L'espressione del padre mutò drasticamente, si sollevò da terra e si posizionò tra i mangiamorte e la sua famiglia. "Lascia impace i miei figli", "Non credo che lo farò" Antonin sollevò la bacchetta e il più giovane dei tre che ottimisticamenet aveva 10 anni iniziò ad avanzare verso di loro sospinto da un imperio. Il padre si aggrappò al piccolo corpo del ragazzo cercando di trattenerlo e scoppiando a piangere. "No! Lascialo stare! Prendi me!", quelle suppliche davano piacere a Dolohov più di quanto sia immaginabile, lo eccitavano e compiacevano.
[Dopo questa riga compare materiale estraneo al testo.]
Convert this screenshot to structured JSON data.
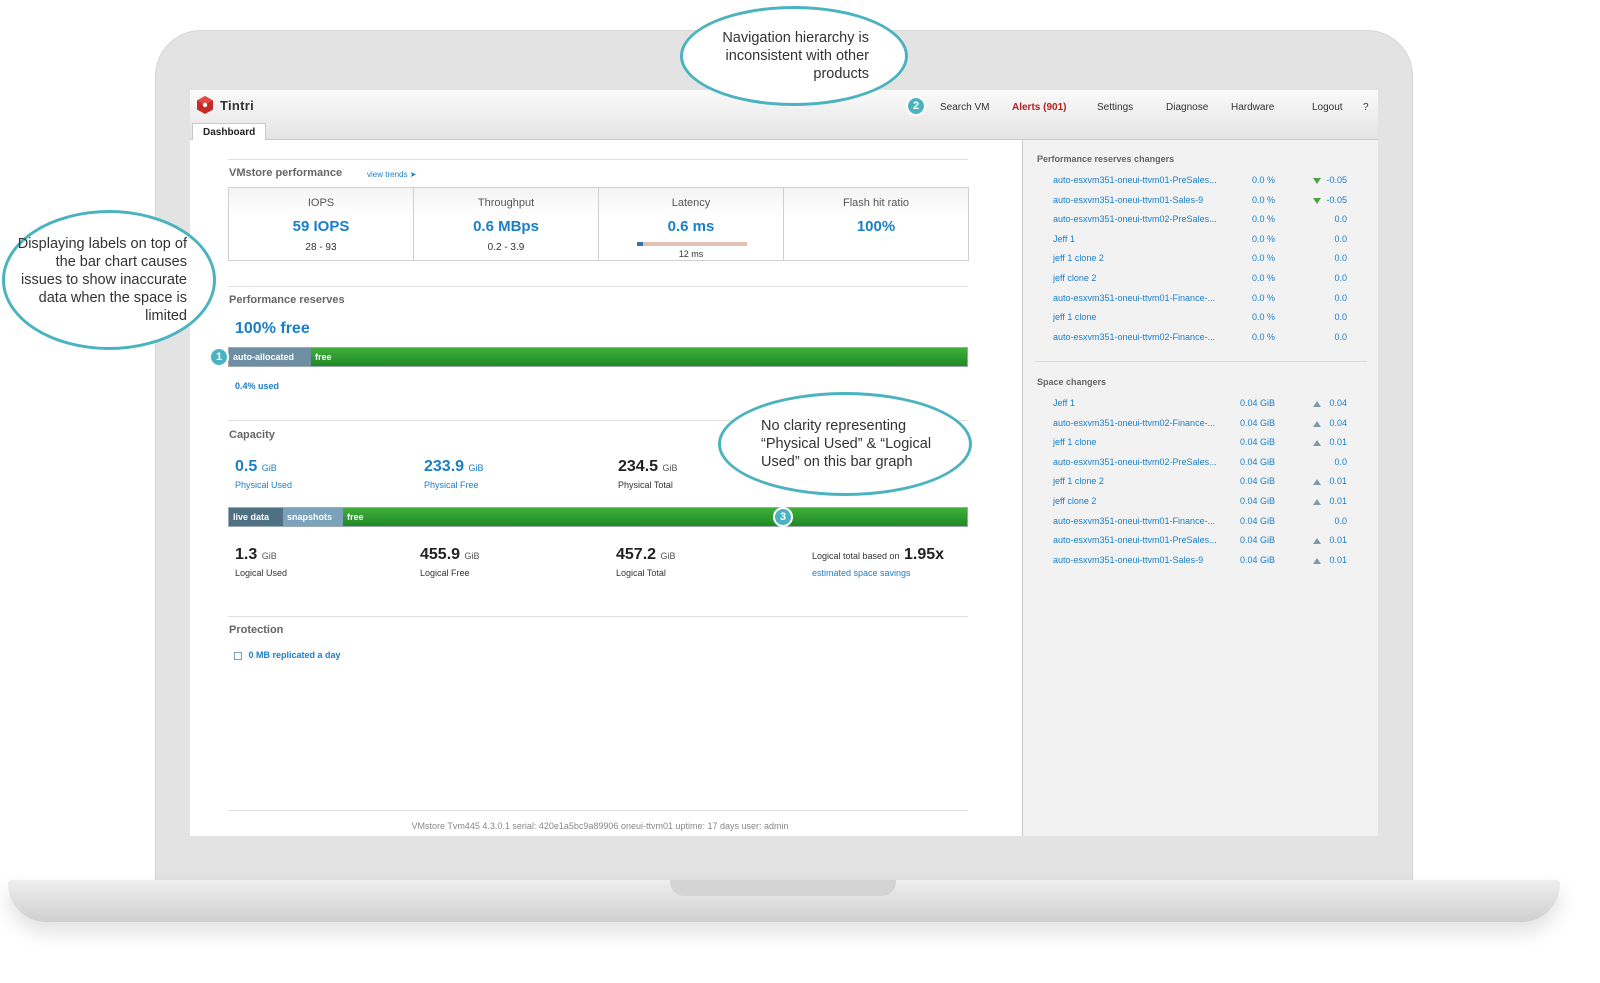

Più dietro di qualche passo Artemisia asitava ed estraeva dalla tasca una minuscola boccetta contenente un liquido semitrasparente ma opaco, sembrava quasi areiforme per come si agitava. Avanzò risoluta, cercando di ignorare i pianti di padre e figlio, e quegli occhi di bambino che la osservavano supplici. Stava quasi per stapparla quella boccetta di veleno. "Antonin, il ragazzo è troppo piccolo, per essere certa devo testarlo su qualcuno della stessa statura", la stessa statura di chi lo sapeva solo lei. "Ma così mi rovini la scena, il pathos, come può avvenire la punizione di quest'uomo se non gli ammazzo almeno il figlio?" era un ragazzino a cui si toglieva il giocatolo dalle mani. "Sono irremovibile" rispose Artemisia a quelle lamentele e si voltò verso l'uomo adulto, mentre il bambino, ora libero di muoversi, scappava tra le braccia della madre, e i singhiozzi nella stanza si facevano più forti. "Accetta la tua sorte con onore, quello che ti è mancato quando hai anche solo pensato di toccare una sanguesporco" gli disse con parole crudeli la mangiamorte, mentre versava forzatamente il veleno nella gola di quel padre. Pochi attimi dopo egli iniziò a contorcersi, bava spumosa gli uscì dalla bocca contratta e poì rimase steso al suolo, morto davanti agli occhi impietriti dei figli e della moglie.

*

Draco tremava mente si dirigeva nell'ufficio di Lumacorno per lasciare sulla scrivania la bottiglia di vino elfico apportunamente incantata per destare nell'insegnante l'idea di regalarla a Silente a Natale. Appena poggiata si allontanò in fretta dall'ufficio e si incamminò per i corridoi deciso a raggiungere la stanza delle necessità. Era però troppo perso nei suoi pensieri per rendersi conto di quella malefica gatta che gli sfrecciava davanti e al cui seguito vi era Argus Gazza. "Lasciamo andare stupido Magonò!", si ritrovò trascinato in una sala allestita a festa, Lumacorno aveva organizzato in grande stile per Natale, e sottoposto agli sguardi di tutti gli invitati. Si vide per sua fortuna accusato di volersi infiltrare e assecondò quella storia ond'evitare scomode spiegazioni. Cambiò idea nel momento in cui Piton si avvicinò a lui costringendolo ad uscire da quella sala e affrontandolo direttamente dopo settimane che lo aveva evitato. Lo scontro tra i due fu violento e non si accorsero minimamente di Harry Potter che li osservava nascosto in un angolo buio. La cosa che faceva maggiormente arrabbiare Piton era l'essere all'oscuro più che mai di informazioni fondamentali, di tasselli che avrebbero potuto fare la differenza in una situazione in bilico come la sua. "Ho pronunciato un voto infragibile" sibilò a un soffio dal viso del figlioccio, tenendolo stretto per il colletto, assistette in prima fila allo sguardo spaesato e stupito di Draco al quale si inumidirono gli occhi per la paura e la furia. Quel contatto così palese rese a Piton tremendamente semplice farsi spazio nei suoi ricordi più immediati ma non si sarebbe mai aspettato di rivedere lei come suo primo pensiero.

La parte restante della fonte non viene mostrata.